See "Editors". Moving/resizing notes works a little different:
Pianoroll showing resize grip
on selected note and
- A selected note has a grip on the right-hand side. Here you can move the right-hand side of the note. If the note is long enough there's a grip on the left-hand side as well.
- A note which isn't selected can only be moved, its duration cannot be changed.
- Hence a very short note which is selected can only be resized, not moved. Unselect the note first if you want to move it.
- If the main window shows a vertical scrollbar you can put a finger anywhere on any mixer section and move it vertically to move all mixer sections.

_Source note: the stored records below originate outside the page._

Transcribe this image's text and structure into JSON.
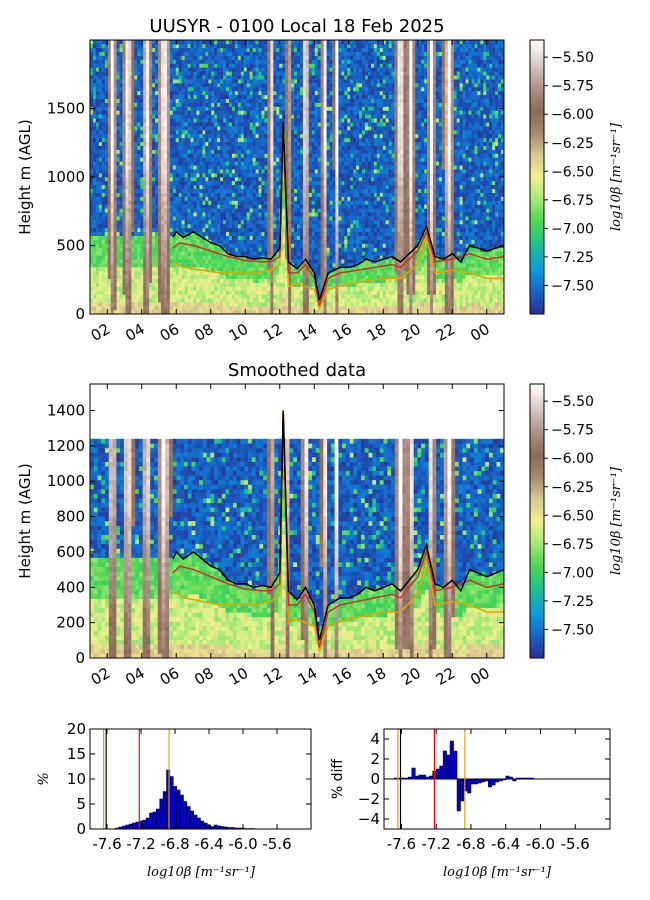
{
  "chart_data": [
    {
      "type": "heatmap",
      "title": "UUSYR - 0100 Local 18 Feb 2025",
      "xlabel": "",
      "ylabel": "Height m (AGL)",
      "x_ticks": [
        "02",
        "04",
        "06",
        "08",
        "10",
        "12",
        "14",
        "16",
        "18",
        "20",
        "22",
        "00"
      ],
      "x_range_hours": [
        1,
        25
      ],
      "ylim": [
        0,
        2000
      ],
      "y_ticks": [
        0,
        500,
        1000,
        1500
      ],
      "colorbar": {
        "label": "log10β [m⁻¹sr⁻¹]",
        "range": [
          -7.75,
          -5.35
        ],
        "ticks": [
          "−5.50",
          "−5.75",
          "−6.00",
          "−6.25",
          "−6.50",
          "−6.75",
          "−7.00",
          "−7.25",
          "−7.50"
        ],
        "tick_values": [
          -5.5,
          -5.75,
          -6.0,
          -6.25,
          -6.5,
          -6.75,
          -7.0,
          -7.25,
          -7.5
        ]
      },
      "overlay_lines": [
        {
          "color": "#000000",
          "points": [
            [
              5.8,
              560
            ],
            [
              6.0,
              600
            ],
            [
              6.4,
              560
            ],
            [
              7.0,
              600
            ],
            [
              7.5,
              560
            ],
            [
              8.0,
              520
            ],
            [
              8.5,
              500
            ],
            [
              9.0,
              440
            ],
            [
              9.5,
              420
            ],
            [
              10.0,
              420
            ],
            [
              10.5,
              400
            ],
            [
              11.0,
              410
            ],
            [
              11.5,
              400
            ],
            [
              12.0,
              480
            ],
            [
              12.2,
              1400
            ],
            [
              12.5,
              380
            ],
            [
              13.0,
              330
            ],
            [
              13.5,
              400
            ],
            [
              14.0,
              300
            ],
            [
              14.3,
              100
            ],
            [
              14.8,
              300
            ],
            [
              15.5,
              340
            ],
            [
              16.0,
              340
            ],
            [
              16.5,
              360
            ],
            [
              17.0,
              400
            ],
            [
              17.5,
              380
            ],
            [
              18.0,
              400
            ],
            [
              18.5,
              420
            ],
            [
              19.0,
              380
            ],
            [
              20.0,
              500
            ],
            [
              20.5,
              640
            ],
            [
              21.0,
              420
            ],
            [
              21.5,
              400
            ],
            [
              22.0,
              440
            ],
            [
              22.5,
              380
            ],
            [
              23.0,
              500
            ],
            [
              23.5,
              480
            ],
            [
              24.0,
              460
            ],
            [
              25.0,
              500
            ]
          ]
        },
        {
          "color": "#cc3322",
          "points": [
            [
              5.8,
              480
            ],
            [
              6.2,
              520
            ],
            [
              7.0,
              500
            ],
            [
              8.0,
              460
            ],
            [
              9.0,
              420
            ],
            [
              10.0,
              390
            ],
            [
              11.0,
              380
            ],
            [
              11.5,
              380
            ],
            [
              12.0,
              420
            ],
            [
              12.2,
              1400
            ],
            [
              12.5,
              300
            ],
            [
              13.0,
              300
            ],
            [
              13.5,
              360
            ],
            [
              14.0,
              260
            ],
            [
              14.3,
              60
            ],
            [
              14.8,
              260
            ],
            [
              15.5,
              300
            ],
            [
              16.5,
              320
            ],
            [
              17.5,
              340
            ],
            [
              18.5,
              360
            ],
            [
              19.0,
              340
            ],
            [
              20.0,
              460
            ],
            [
              20.5,
              600
            ],
            [
              21.0,
              380
            ],
            [
              22.0,
              400
            ],
            [
              23.0,
              440
            ],
            [
              24.0,
              400
            ],
            [
              25.0,
              420
            ]
          ]
        },
        {
          "color": "#e8a000",
          "points": [
            [
              5.8,
              380
            ],
            [
              6.5,
              340
            ],
            [
              7.5,
              320
            ],
            [
              8.5,
              300
            ],
            [
              9.5,
              300
            ],
            [
              10.5,
              300
            ],
            [
              11.5,
              320
            ],
            [
              12.0,
              360
            ],
            [
              12.2,
              1400
            ],
            [
              12.5,
              200
            ],
            [
              13.0,
              220
            ],
            [
              14.0,
              180
            ],
            [
              14.3,
              40
            ],
            [
              14.8,
              180
            ],
            [
              16.0,
              220
            ],
            [
              17.0,
              240
            ],
            [
              18.0,
              260
            ],
            [
              19.0,
              260
            ],
            [
              20.0,
              360
            ],
            [
              20.5,
              560
            ],
            [
              21.0,
              300
            ],
            [
              22.0,
              320
            ],
            [
              23.0,
              300
            ],
            [
              24.0,
              260
            ],
            [
              25.0,
              260
            ]
          ]
        }
      ]
    },
    {
      "type": "heatmap",
      "title": "Smoothed data",
      "xlabel": "",
      "ylabel": "Height m (AGL)",
      "x_ticks": [
        "02",
        "04",
        "06",
        "08",
        "10",
        "12",
        "14",
        "16",
        "18",
        "20",
        "22",
        "00"
      ],
      "x_range_hours": [
        1,
        25
      ],
      "ylim": [
        0,
        1550
      ],
      "y_ticks": [
        0,
        200,
        400,
        600,
        800,
        1000,
        1200,
        1400
      ],
      "colorbar": {
        "label": "log10β [m⁻¹sr⁻¹]",
        "range": [
          -7.75,
          -5.35
        ],
        "ticks": [
          "−5.50",
          "−5.75",
          "−6.00",
          "−6.25",
          "−6.50",
          "−6.75",
          "−7.00",
          "−7.25",
          "−7.50"
        ],
        "tick_values": [
          -5.5,
          -5.75,
          -6.0,
          -6.25,
          -6.5,
          -6.75,
          -7.0,
          -7.25,
          -7.5
        ]
      },
      "overlay_lines": [
        {
          "color": "#000000",
          "points": [
            [
              5.8,
              560
            ],
            [
              6.0,
              600
            ],
            [
              6.4,
              560
            ],
            [
              7.0,
              600
            ],
            [
              7.5,
              560
            ],
            [
              8.0,
              520
            ],
            [
              8.5,
              500
            ],
            [
              9.0,
              440
            ],
            [
              9.5,
              420
            ],
            [
              10.0,
              420
            ],
            [
              10.5,
              400
            ],
            [
              11.0,
              410
            ],
            [
              11.5,
              400
            ],
            [
              12.0,
              480
            ],
            [
              12.2,
              1400
            ],
            [
              12.5,
              380
            ],
            [
              13.0,
              330
            ],
            [
              13.5,
              400
            ],
            [
              14.0,
              300
            ],
            [
              14.3,
              100
            ],
            [
              14.8,
              300
            ],
            [
              15.5,
              340
            ],
            [
              16.0,
              340
            ],
            [
              16.5,
              360
            ],
            [
              17.0,
              400
            ],
            [
              17.5,
              380
            ],
            [
              18.0,
              400
            ],
            [
              18.5,
              420
            ],
            [
              19.0,
              380
            ],
            [
              20.0,
              500
            ],
            [
              20.5,
              640
            ],
            [
              21.0,
              420
            ],
            [
              21.5,
              400
            ],
            [
              22.0,
              440
            ],
            [
              22.5,
              380
            ],
            [
              23.0,
              500
            ],
            [
              23.5,
              480
            ],
            [
              24.0,
              460
            ],
            [
              25.0,
              500
            ]
          ]
        },
        {
          "color": "#cc3322",
          "points": [
            [
              5.8,
              480
            ],
            [
              6.2,
              520
            ],
            [
              7.0,
              500
            ],
            [
              8.0,
              460
            ],
            [
              9.0,
              420
            ],
            [
              10.0,
              390
            ],
            [
              11.0,
              380
            ],
            [
              11.5,
              380
            ],
            [
              12.0,
              420
            ],
            [
              12.2,
              1400
            ],
            [
              12.5,
              300
            ],
            [
              13.0,
              300
            ],
            [
              13.5,
              360
            ],
            [
              14.0,
              260
            ],
            [
              14.3,
              60
            ],
            [
              14.8,
              260
            ],
            [
              15.5,
              300
            ],
            [
              16.5,
              320
            ],
            [
              17.5,
              340
            ],
            [
              18.5,
              360
            ],
            [
              19.0,
              340
            ],
            [
              20.0,
              460
            ],
            [
              20.5,
              600
            ],
            [
              21.0,
              380
            ],
            [
              22.0,
              400
            ],
            [
              23.0,
              440
            ],
            [
              24.0,
              400
            ],
            [
              25.0,
              420
            ]
          ]
        },
        {
          "color": "#e8a000",
          "points": [
            [
              5.8,
              380
            ],
            [
              6.5,
              340
            ],
            [
              7.5,
              320
            ],
            [
              8.5,
              300
            ],
            [
              9.5,
              300
            ],
            [
              10.5,
              300
            ],
            [
              11.5,
              320
            ],
            [
              12.0,
              360
            ],
            [
              12.2,
              1400
            ],
            [
              12.5,
              200
            ],
            [
              13.0,
              220
            ],
            [
              14.0,
              180
            ],
            [
              14.3,
              40
            ],
            [
              14.8,
              180
            ],
            [
              16.0,
              220
            ],
            [
              17.0,
              240
            ],
            [
              18.0,
              260
            ],
            [
              19.0,
              260
            ],
            [
              20.0,
              360
            ],
            [
              20.5,
              560
            ],
            [
              21.0,
              300
            ],
            [
              22.0,
              320
            ],
            [
              23.0,
              300
            ],
            [
              24.0,
              260
            ],
            [
              25.0,
              260
            ]
          ]
        }
      ]
    },
    {
      "type": "bar",
      "title": "",
      "xlabel": "log10β [m⁻¹sr⁻¹]",
      "ylabel": "%",
      "xlim": [
        -7.8,
        -5.2
      ],
      "ylim": [
        0,
        20
      ],
      "x_ticks": [
        "-7.6",
        "-7.2",
        "-6.8",
        "-6.4",
        "-6.0",
        "-5.6"
      ],
      "x_tick_values": [
        -7.6,
        -7.2,
        -6.8,
        -6.4,
        -6.0,
        -5.6
      ],
      "y_ticks": [
        "0",
        "5",
        "10",
        "15",
        "20"
      ],
      "y_tick_values": [
        0,
        5,
        10,
        15,
        20
      ],
      "bin_width": 0.04,
      "bin_start": -7.5,
      "values": [
        0.2,
        0.4,
        0.6,
        0.8,
        1.0,
        1.2,
        1.4,
        1.6,
        1.8,
        2.2,
        3.2,
        3.4,
        4.0,
        6.0,
        7.5,
        11.8,
        10.5,
        8.5,
        7.8,
        6.8,
        5.5,
        4.5,
        3.6,
        2.8,
        2.2,
        1.6,
        1.2,
        0.8,
        0.5,
        0.8,
        0.6,
        0.5,
        0.4,
        0.3,
        0.3,
        0.2,
        0.2,
        0.2,
        0.1,
        0.1,
        0.1
      ],
      "markers": [
        {
          "x": -7.61,
          "color": "#000000"
        },
        {
          "x": -7.64,
          "color": "#e8a000"
        },
        {
          "x": -7.22,
          "color": "#ff0000"
        },
        {
          "x": -6.87,
          "color": "#e8a000"
        }
      ]
    },
    {
      "type": "bar",
      "title": "",
      "xlabel": "log10β [m⁻¹sr⁻¹]",
      "ylabel": "% diff",
      "xlim": [
        -7.8,
        -5.2
      ],
      "ylim": [
        -5,
        5
      ],
      "x_ticks": [
        "-7.6",
        "-7.2",
        "-6.8",
        "-6.4",
        "-6.0",
        "-5.6"
      ],
      "x_tick_values": [
        -7.6,
        -7.2,
        -6.8,
        -6.4,
        -6.0,
        -5.6
      ],
      "y_ticks": [
        "−4",
        "−2",
        "0",
        "2",
        "4"
      ],
      "y_tick_values": [
        -4,
        -2,
        0,
        2,
        4
      ],
      "bin_width": 0.04,
      "bin_start": -7.68,
      "values": [
        0.1,
        0.1,
        0.1,
        0.1,
        0.2,
        1.1,
        0.3,
        0.4,
        0.4,
        0.2,
        0.3,
        0.8,
        1.0,
        1.3,
        2.8,
        2.4,
        3.8,
        2.8,
        -3.2,
        -2.2,
        -1.2,
        -1.4,
        -0.5,
        -0.5,
        -0.4,
        -0.3,
        -0.2,
        -0.8,
        -0.6,
        -0.3,
        -0.2,
        -0.1,
        0.3,
        0.2,
        -0.2,
        0.1,
        0.1,
        0.1,
        0.1,
        0.1
      ],
      "markers": [
        {
          "x": -7.61,
          "color": "#000000"
        },
        {
          "x": -7.64,
          "color": "#e8a000"
        },
        {
          "x": -7.22,
          "color": "#ff0000"
        },
        {
          "x": -6.87,
          "color": "#e8a000"
        }
      ]
    }
  ]
}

- Tap outside of the menu to close it.
Touch hardware and Windows versions
A tablet or a convertible notebook (which lets you flip the lid, so the screen is outside when the lid is closed) would be a nice computer to use. Another interesting option would be a touchscreen mounted on a stand, connected to your computer. It's best to have the screen sloped towards you.
The best touch experience is provided by Windows 8 or newer, combined with a multi-touch screen. Multi-touch means you can use multiple fingers simultaneously. The onscreen MIDI keyboard benefits from this, and it allows for two-finger zooming.
MultitrackStudio can be used with single-touch touchscreens or older Windows versions. Note that older monitors based on resistive technology require a significant amount of pressure applied by your finger. Such a monitor is not recommended beause it makes it very hard to drag you finger over the screen, so controlling faders, knobs and editors etc. is very difficult.
Features not available in touchscreen modeSome features are not available in touchscreen mode. Most notably:
- Labels aren't available.
- Collapsing mixer sections isn't possible. The buttons would get in the way and the collapsed sections would be too small.
- The editor's warp feature currently can't be used with touch.